Infectious Disease
Novel Multi-Target Antibodies for COVID-19 Infection
2020 Harrington Scholar for Coronavirus Award
In the race to address COVID-19, Dr. James Wells and his team have come up with two exciting and novel therapeutic strategies for those who have recently realized they contracted COVID, have symptoms, and are in a high-risk group.
The angiotensin-converting enzyme 2, or “ACE2 receptor”, is a protein on the surface of many cell types. The virus uses its spike proteins (the protruding bumps seen in coronavirus imagery) to bind to an ACE2 protein on the victim's cell, thus gaining entry.
Dr.
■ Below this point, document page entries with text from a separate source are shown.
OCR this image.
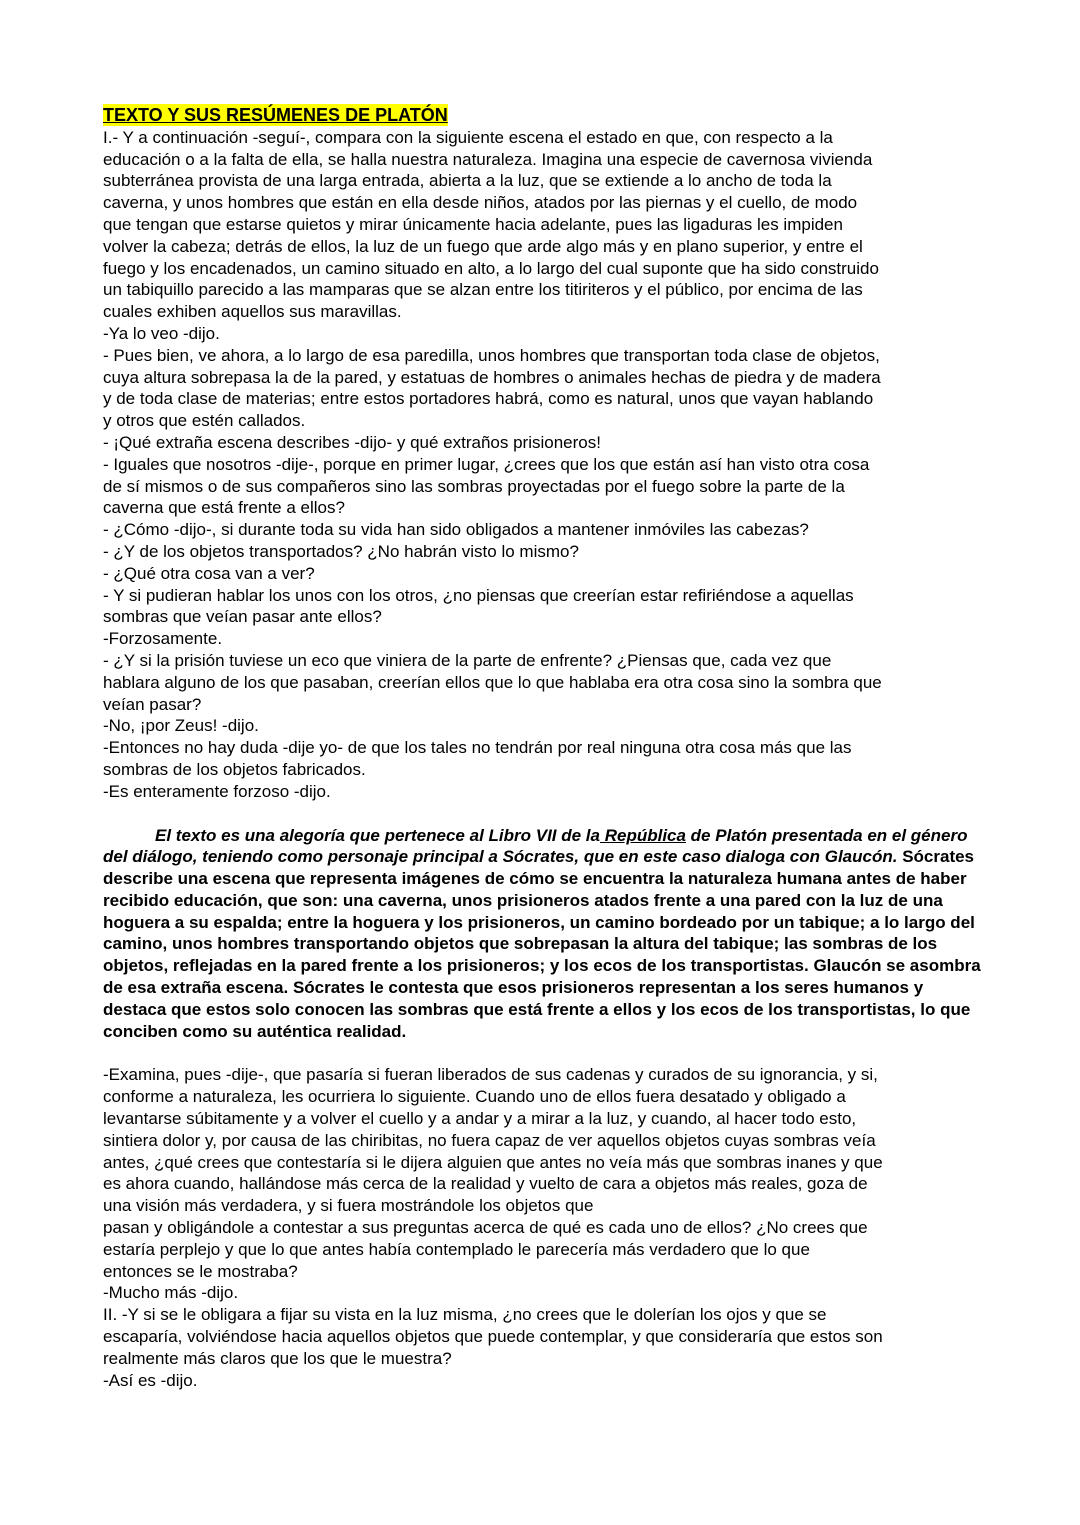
TEXTO Y SUS RESÚMENES DE PLATÓN
I.- Y a continuación -seguí-, compara con la siguiente escena el estado en que, con respecto a la
educación o a la falta de ella, se halla nuestra naturaleza. Imagina una especie de cavernosa vivienda
subterránea provista de una larga entrada, abierta a la luz, que se extiende a lo ancho de toda la
caverna, y unos hombres que están en ella desde niños, atados por las piernas y el cuello, de modo
que tengan que estarse quietos y mirar únicamente hacia adelante, pues las ligaduras les impiden
volver la cabeza; detrás de ellos, la luz de un fuego que arde algo más y en plano superior, y entre el
fuego y los encadenados, un camino situado en alto, a lo largo del cual suponte que ha sido construido
un tabiquillo parecido a las mamparas que se alzan entre los titiriteros y el público, por encima de las
cuales exhiben aquellos sus maravillas.
-Ya lo veo -dijo.
- Pues bien, ve ahora, a lo largo de esa paredilla, unos hombres que transportan toda clase de objetos,
cuya altura sobrepasa la de la pared, y estatuas de hombres o animales hechas de piedra y de madera
y de toda clase de materias; entre estos portadores habrá, como es natural, unos que vayan hablando
y otros que estén callados.
- ¡Qué extraña escena describes -dijo- y qué extraños prisioneros!
- Iguales que nosotros -dije-, porque en primer lugar, ¿crees que los que están así han visto otra cosa
de sí mismos o de sus compañeros sino las sombras proyectadas por el fuego sobre la parte de la
caverna que está frente a ellos?
- ¿Cómo -dijo-, si durante toda su vida han sido obligados a mantener inmóviles las cabezas?
- ¿Y de los objetos transportados? ¿No habrán visto lo mismo?
- ¿Qué otra cosa van a ver?
- Y si pudieran hablar los unos con los otros, ¿no piensas que creerían estar refiriéndose a aquellas
sombras que veían pasar ante ellos?
-Forzosamente.
- ¿Y si la prisión tuviese un eco que viniera de la parte de enfrente? ¿Piensas que, cada vez que
hablara alguno de los que pasaban, creerían ellos que lo que hablaba era otra cosa sino la sombra que
veían pasar?
-No, ¡por Zeus! -dijo.
-Entonces no hay duda -dije yo- de que los tales no tendrán por real ninguna otra cosa más que las
sombras de los objetos fabricados.
-Es enteramente forzoso -dijo.
El texto es una alegoría que pertenece al Libro VII de la República de Platón presentada en el género del diálogo, teniendo como personaje principal a Sócrates, que en este caso dialoga con Glaucón. Sócrates describe una escena que representa imágenes de cómo se encuentra la naturaleza humana antes de haber recibido educación, que son: una caverna, unos prisioneros atados frente a una pared con la luz de una hoguera a su espalda; entre la hoguera y los prisioneros, un camino bordeado por un tabique; a lo largo del camino, unos hombres transportando objetos que sobrepasan la altura del tabique; las sombras de los objetos, reflejadas en la pared frente a los prisioneros; y los ecos de los transportistas. Glaucón se asombra de esa extraña escena. Sócrates le contesta que esos prisioneros representan a los seres humanos y destaca que estos solo conocen las sombras que está frente a ellos y los ecos de los transportistas, lo que conciben como su auténtica realidad.
-Examina, pues -dije-, que pasaría si fueran liberados de sus cadenas y curados de su ignorancia, y si,
conforme a naturaleza, les ocurriera lo siguiente. Cuando uno de ellos fuera desatado y obligado a
levantarse súbitamente y a volver el cuello y a andar y a mirar a la luz, y cuando, al hacer todo esto,
sintiera dolor y, por causa de las chiribitas, no fuera capaz de ver aquellos objetos cuyas sombras veía
antes, ¿qué crees que contestaría si le dijera alguien que antes no veía más que sombras inanes y que
es ahora cuando, hallándose más cerca de la realidad y vuelto de cara a objetos más reales, goza de
una visión más verdadera, y si fuera mostrándole los objetos que
pasan y obligándole a contestar a sus preguntas acerca de qué es cada uno de ellos? ¿No crees que
estaría perplejo y que lo que antes había contemplado le parecería más verdadero que lo que
entonces se le mostraba?
-Mucho más -dijo.
II. -Y si se le obligara a fijar su vista en la luz misma, ¿no crees que le dolerían los ojos y que se
escaparía, volviéndose hacia aquellos objetos que puede contemplar, y que consideraría que estos son
realmente más claros que los que le muestra?
-Así es -dijo.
Wells' team created a soluble, genetically-rearranged form of the ACE2 receptor itself, and used it as a decoy to block viral entry. “The virus knows how to bind to ACE2, but it can't distinguish between the actual ACE2 and the manufactured version,” Dr. Wells says. “Thus the virus becomes coated with this ACE2 receptor 'trap', preventing it from entering the cell.”
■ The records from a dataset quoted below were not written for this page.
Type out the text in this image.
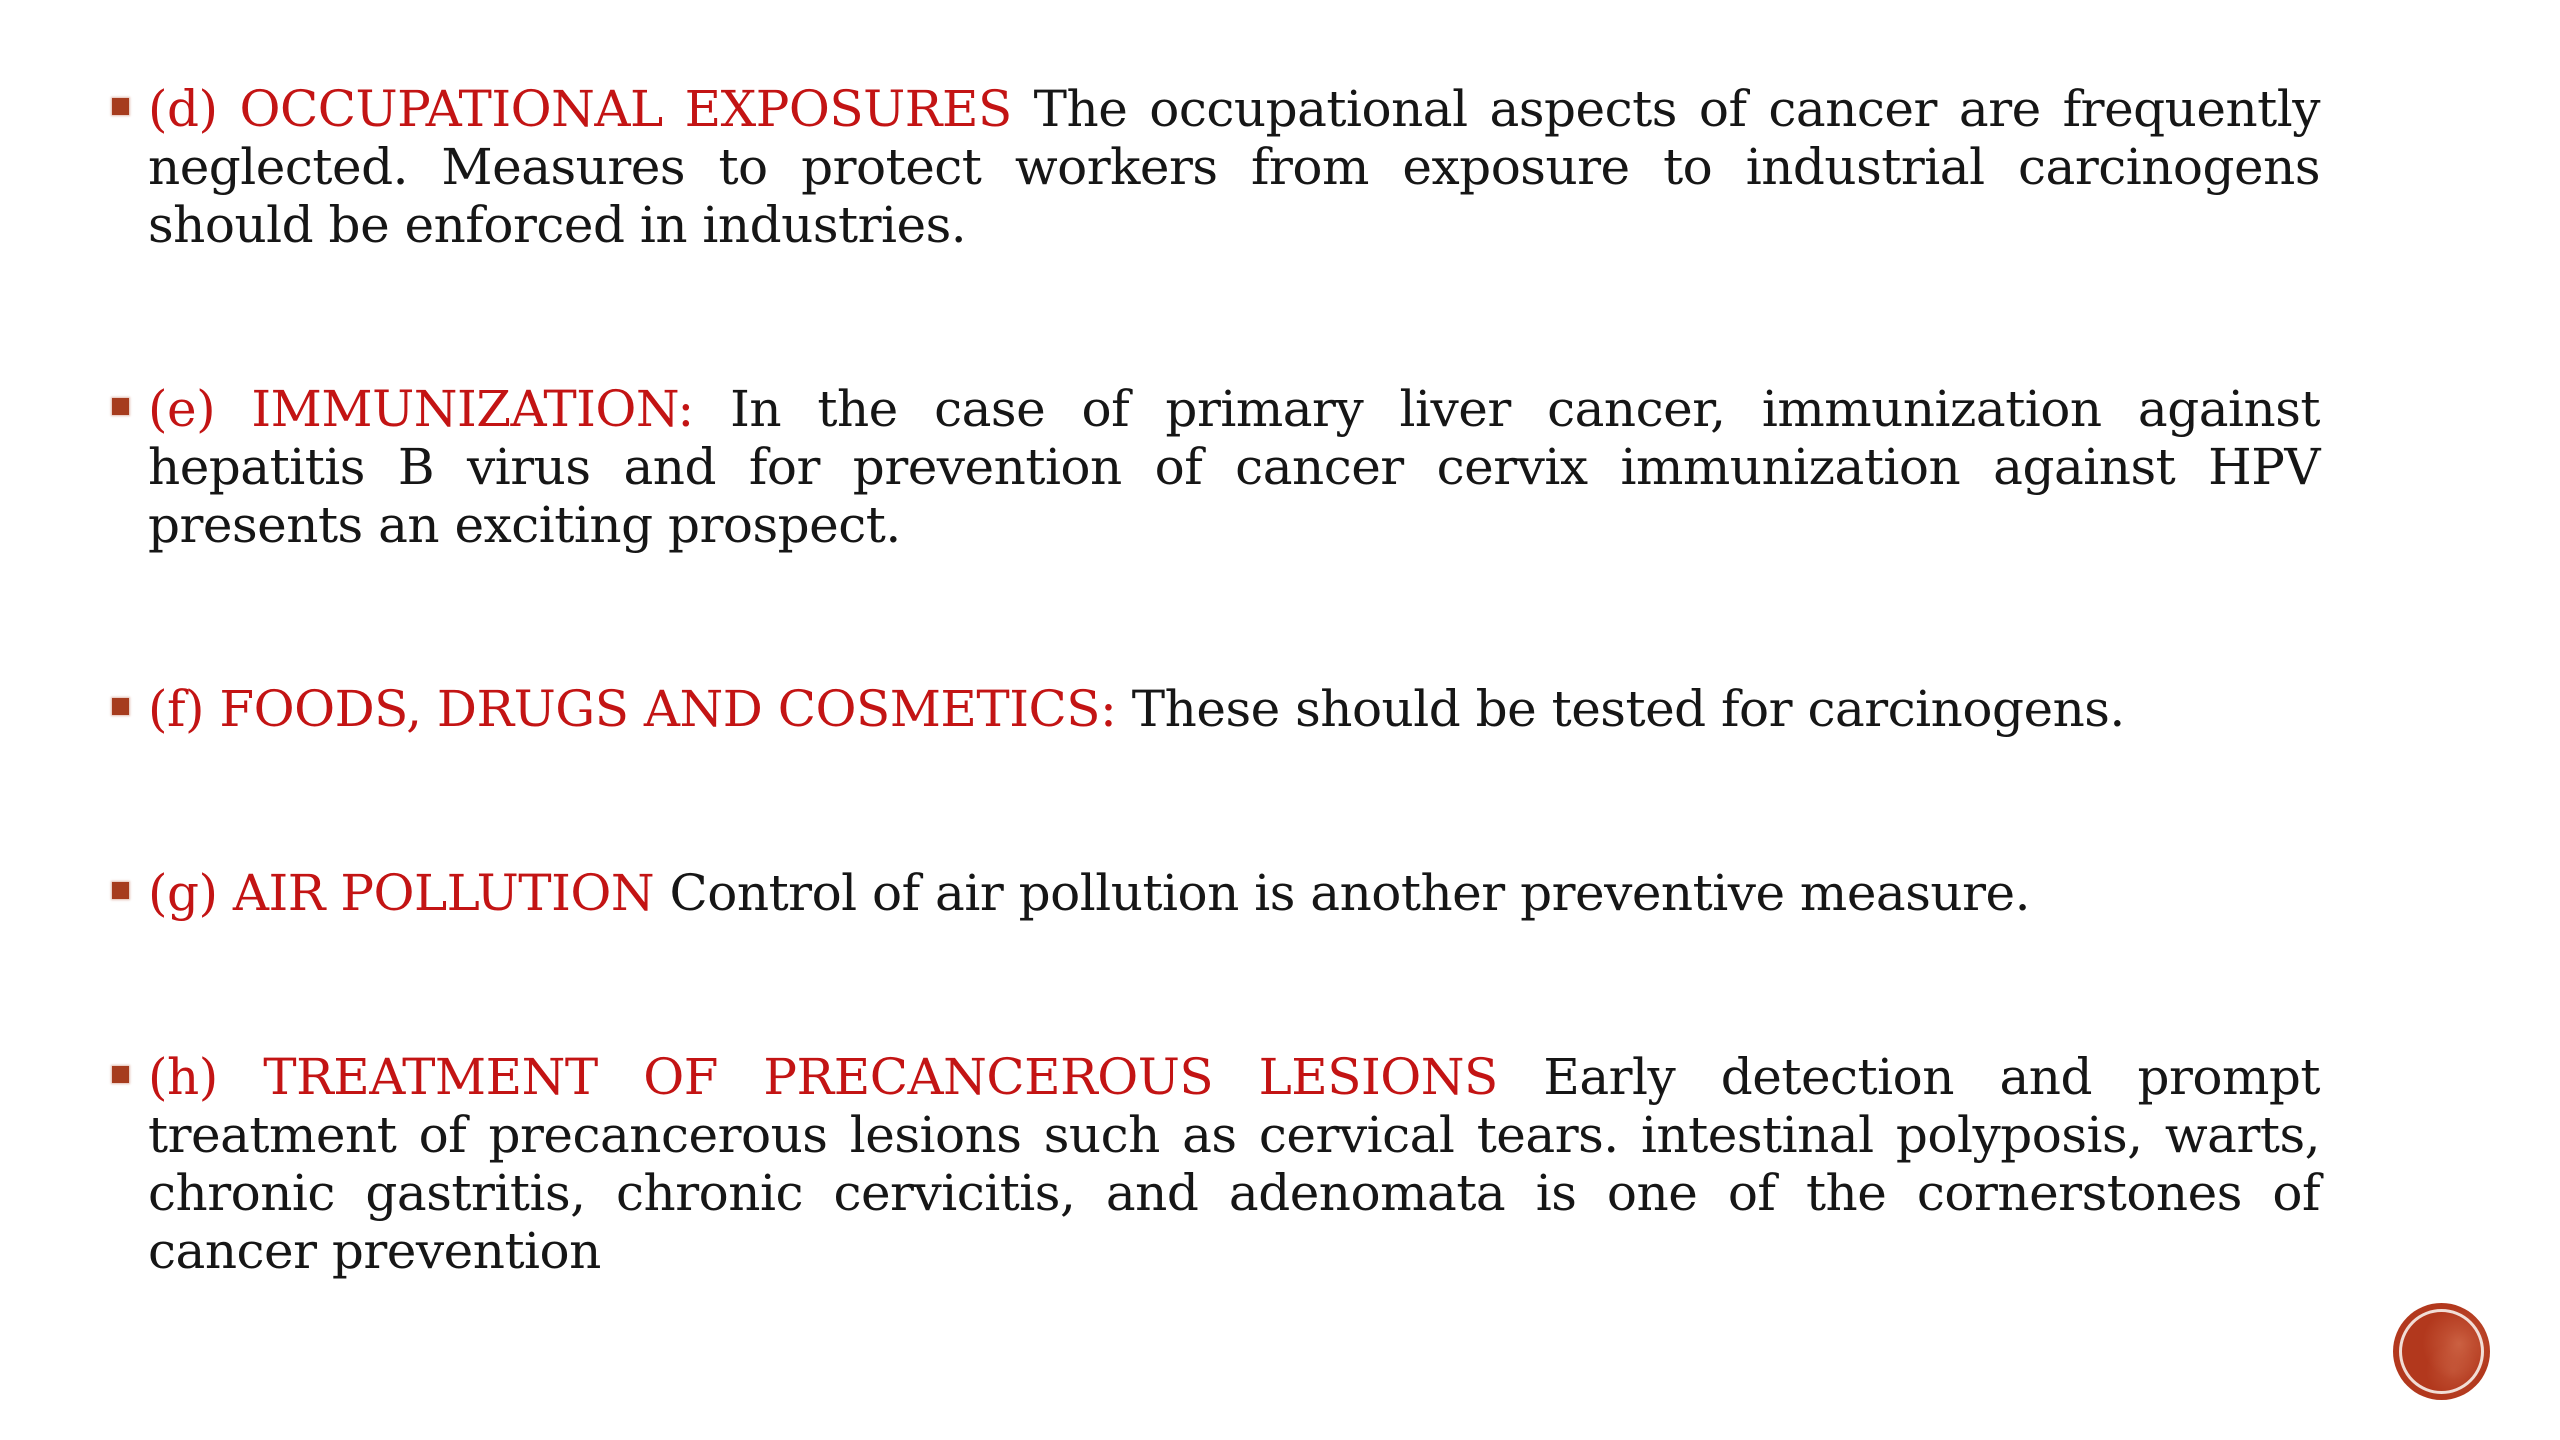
(d) OCCUPATIONAL EXPOSURES The occupational aspects of cancer are frequently neglected. Measures to protect workers from exposure to industrial carcinogens should be enforced in industries.
(e) IMMUNIZATION: In the case of primary liver cancer, immunization against hepatitis B virus and for prevention of cancer cervix immunization against HPV presents an exciting prospect.
(f) FOODS, DRUGS AND COSMETICS: These should be tested for carcinogens.
(g) AIR POLLUTION Control of air pollution is another preventive measure.
(h) TREATMENT OF PRECANCEROUS LESIONS Early detection and prompt treatment of precancerous lesions such as cervical tears. intestinal polyposis, warts, chronic gastritis, chronic cervicitis, and adenomata is one of the cornerstones of cancer prevention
In addition, the Wells Lab made another advancement that helps prevent the virus from entering cells. The virus attaches to the ACE2 receptor thanks to an adhesive quality called affinity. Dr. Wells and his team increased that affinity by mutating the ACE2 trap, engineering it so that the virus binds more tightly to the trap.
Either of these approaches could lead to an injectable biologic able to block the COVID virus from entering, let alone infecting human cells.
"Harrington has been great at always helping us determine the best next step in our drug discovery process."